2508	   There are several ways to implement this high-level design for
2509	   updating cwnd in loss recovery.  One is as follows:

2511	   Upon retransmission timeout (RTO):

2513	     BBROnEnterRTO():
2514	       BBR.prior_cwnd = BBRSaveCwnd()
2515	       cwnd = packets_in_flight + 1

2517	   Upon entering Fast Recovery, set cwnd to the number of packets still
2518	   in flight (allowing at least one for a fast retransmit):

2520	     BBROnEnterFastRecovery():
2521	       BBR.prior_cwnd = BBRSaveCwnd()
2522	       cwnd = packets_in_flight + max(rs.newly_acked, 1)
2523	       BBR.packet_conservation = true

2525	   Upon every ACK in Fast Recovery, run the following
2526	   BBRModulateCwndForRecovery() steps, which help ensure packet
2527	   conservation on the first round of recovery, and sending at no more
2528	   than twice the current delivery rate on later rounds of recovery
2529	   (given that "rs.newly_acked" packets were newly marked ACKed or
2530	   SACKed and "rs.newly_lost" were newly marked lost):

2532	     BBRModulateCwndForRecovery():
2533	       if (rs.newly_lost > 0)
2534	         cwnd = max(cwnd - rs.newly_lost, 1)
2535	       if (BBR.packet_conservation)
2536	         cwnd = max(cwnd, packets_in_flight + rs.newly_acked)

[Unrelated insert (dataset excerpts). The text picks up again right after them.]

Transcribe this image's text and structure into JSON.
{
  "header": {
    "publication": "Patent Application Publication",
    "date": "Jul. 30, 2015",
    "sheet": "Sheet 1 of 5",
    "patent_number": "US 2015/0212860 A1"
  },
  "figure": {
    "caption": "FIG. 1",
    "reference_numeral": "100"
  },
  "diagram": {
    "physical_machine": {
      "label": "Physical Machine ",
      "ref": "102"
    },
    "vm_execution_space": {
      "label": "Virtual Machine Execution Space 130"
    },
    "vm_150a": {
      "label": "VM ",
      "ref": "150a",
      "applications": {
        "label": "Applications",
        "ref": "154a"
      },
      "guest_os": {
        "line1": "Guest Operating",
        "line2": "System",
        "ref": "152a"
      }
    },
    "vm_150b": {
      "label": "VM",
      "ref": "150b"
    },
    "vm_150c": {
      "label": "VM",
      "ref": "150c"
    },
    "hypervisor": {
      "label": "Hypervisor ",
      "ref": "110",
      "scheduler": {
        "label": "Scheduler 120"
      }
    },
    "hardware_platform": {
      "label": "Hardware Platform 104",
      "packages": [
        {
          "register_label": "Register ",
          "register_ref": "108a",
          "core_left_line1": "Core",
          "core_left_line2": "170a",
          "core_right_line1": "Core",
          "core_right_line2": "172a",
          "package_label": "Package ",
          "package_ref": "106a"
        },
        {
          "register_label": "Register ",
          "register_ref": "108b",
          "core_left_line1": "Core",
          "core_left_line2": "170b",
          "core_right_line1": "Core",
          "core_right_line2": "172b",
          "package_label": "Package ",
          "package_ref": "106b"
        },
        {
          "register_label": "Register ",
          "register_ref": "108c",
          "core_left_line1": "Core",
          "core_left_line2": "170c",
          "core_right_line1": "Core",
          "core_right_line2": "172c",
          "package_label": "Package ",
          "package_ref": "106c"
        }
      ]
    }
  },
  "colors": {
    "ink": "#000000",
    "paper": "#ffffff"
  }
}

2538	   After one round-trip in Fast Recovery:

2540	     BBR.packet_conservation = false

2542	   Upon exiting loss recovery (RTO recovery or Fast Recovery), either by
2543	   repairing all losses or undoing recovery, BBR restores the best-known
2544	   cwnd value we had upon entering loss recovery:

2546	     BBR.packet_conservation = false
2547	     BBRRestoreCwnd()

2549	   Note that exiting loss recovery happens during ACK processing, and at
2550	   the end of ACK processing BBRBoundCwndForModel() will bound the cwnd
2551	   based on the current model parameters.  Thus the cwnd and pacing rate
2552	   after loss recovery will generally be smaller than the values
2553	   entering loss recovery.

2555	   The BBRSaveCwnd() and BBRRestoreCwnd() helpers help remember and
2556	   restore the last-known good cwnd (the latest cwnd unmodulated by loss
2557	   recovery or ProbeRTT), and is defined as follows:

2559	     BBRSaveCwnd():
2560	       if (!InLossRecovery() and BBR.state != ProbeRTT)
2561	         return cwnd
2562	       else
2563	         return max(BBR.prior_cwnd, cwnd)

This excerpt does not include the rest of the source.